The film The King’s Speech, which is due to appear in the UK in January, tells the story of George VI’s struggle to overcome his stammer.
The film The King’s Speech, which is due to appear in the UK in January, tells the story of George VI’s struggle to overcome his stammer. The speech therapist who cured the King was an Australian called Lionel Logue, and Mark Logue is his grandson. This book grew out of the researches that he began when the film-makers approached him for information.
Lionel Logue was an amateur actor and elocution teacher who made a career teaching Australians how to speak correctly, back in the long vanished days when they were ashamed of their lazy diction and half-open mouths. After the first world war, Logue successfully treated returning soldiers who had been gassed and left unable to speak. This was the beginning of modern speech therapy. Logue had no medical training and little money, but he took a huge risk and moved to London, where he rented a consulting room in Harley Street. Two years later, in 1926, he was approached to treat the speech impediment of the 30-year old Bertie, Duke of York, later George VI (Colin Firth in the film).

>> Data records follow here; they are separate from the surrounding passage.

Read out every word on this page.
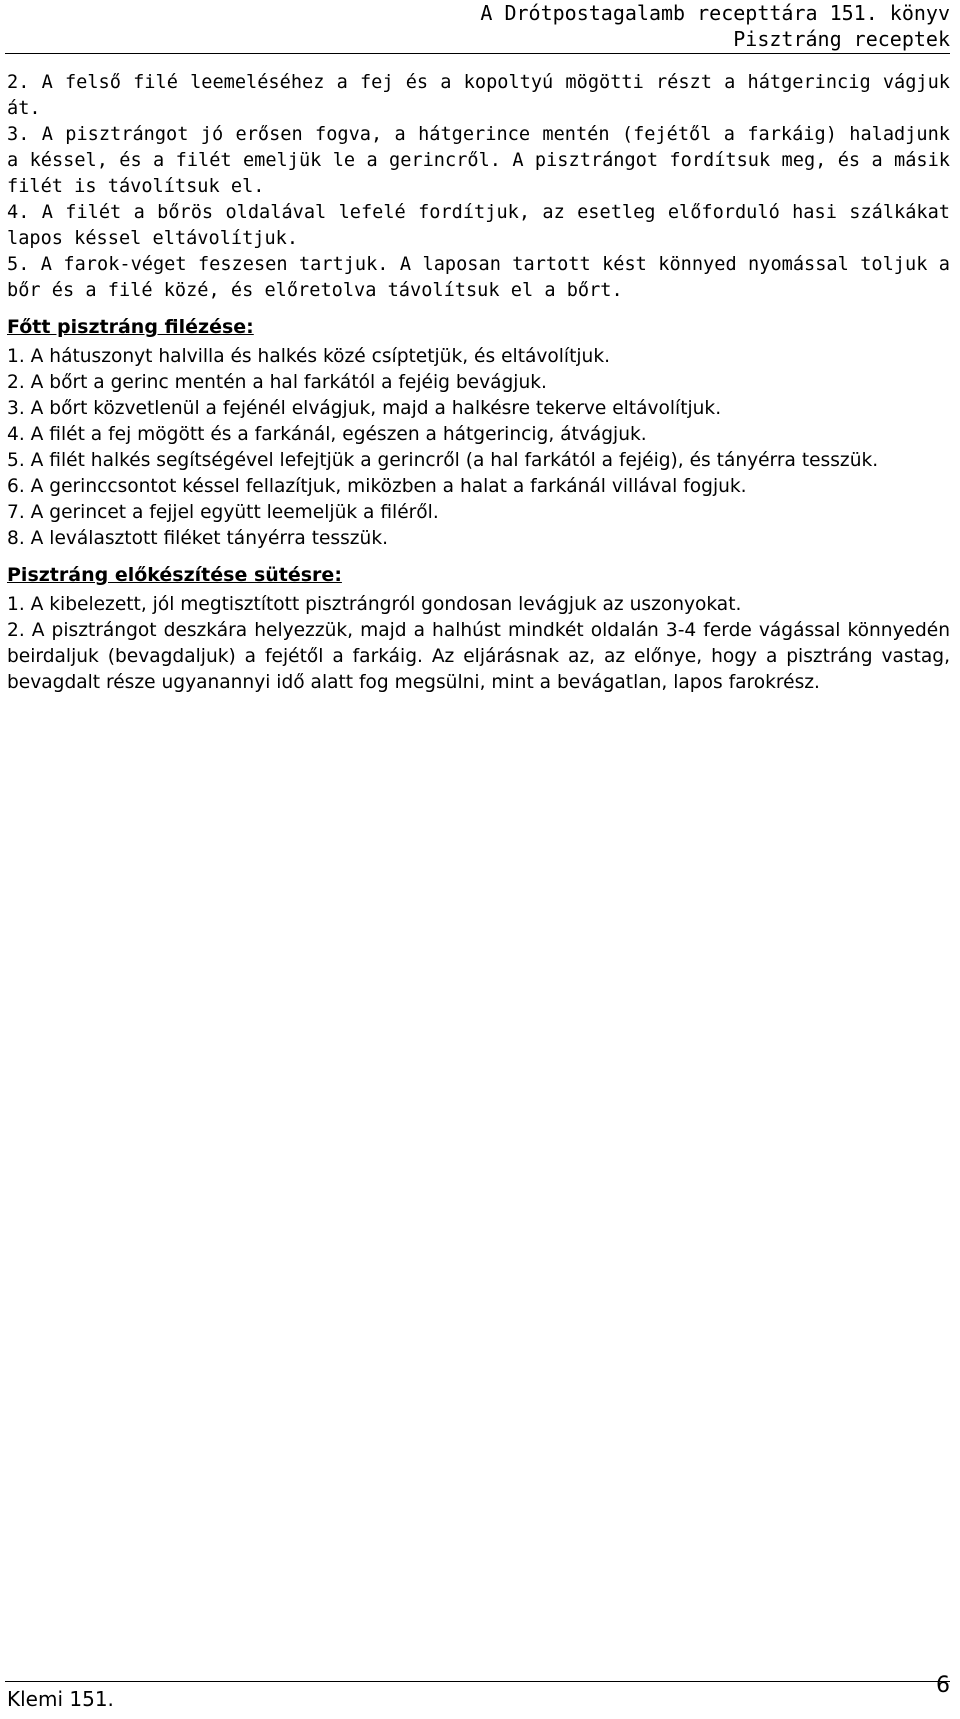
A Drótpostagalamb recepttára 151. könyv
Pisztráng receptek

2. A felső filé leemeléséhez a fej és a kopoltyú mögötti részt a hátgerincig vágjuk át.

3. A pisztrángot jó erősen fogva, a hátgerince mentén (fejétől a farkáig) haladjunk a késsel, és a filét emeljük le a gerincről. A pisztrángot fordítsuk meg, és a másik filét is távolítsuk el.

4. A filét a bőrös oldalával lefelé fordítjuk, az esetleg előforduló hasi szálkákat lapos késsel eltávolítjuk.

5. A farok-véget feszesen tartjuk. A laposan tartott kést könnyed nyomással toljuk a bőr és a filé közé, és előretolva távolítsuk el a bőrt.

Főtt pisztráng filézése:

1. A hátuszonyt halvilla és halkés közé csíptetjük, és eltávolítjuk.

2. A bőrt a gerinc mentén a hal farkától a fejéig bevágjuk.

3. A bőrt közvetlenül a fejénél elvágjuk, majd a halkésre tekerve eltávolítjuk.

4. A filét a fej mögött és a farkánál, egészen a hátgerincig, átvágjuk.

5. A filét halkés segítségével lefejtjük a gerincről (a hal farkától a fejéig), és tányérra tesszük.

6. A gerinccsontot késsel fellazítjuk, miközben a halat a farkánál villával fogjuk.

7. A gerincet a fejjel együtt leemeljük a filéről.

8. A leválasztott filéket tányérra tesszük.

Pisztráng előkészítése sütésre:

1. A kibelezett, jól megtisztított pisztrángról gondosan levágjuk az uszonyokat.

2. A pisztrángot deszkára helyezzük, majd a halhúst mindkét oldalán 3-4 ferde vágással könnyedén beirdaljuk (bevagdaljuk) a fejétől a farkáig. Az eljárásnak az, az előnye, hogy a pisztráng vastag, bevagdalt része ugyanannyi idő alatt fog megsülni, mint a bevágatlan, lapos farokrész.

Klemi 151.
6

The Duke had stammered atrociously since the age of eight. It was a handicap which effectively disqualified him from public life. He was unable to say the word ‘king’ — a serious problem for someone in his position (and no doubt a perfect hook for the film). The stammering went back to the Duke’s repressive childhood. A left-hander forced to write right-handed, he was abused by his nanny, terrorised by his father (George V), and outshone by his glamorous older brother (Edward VIII).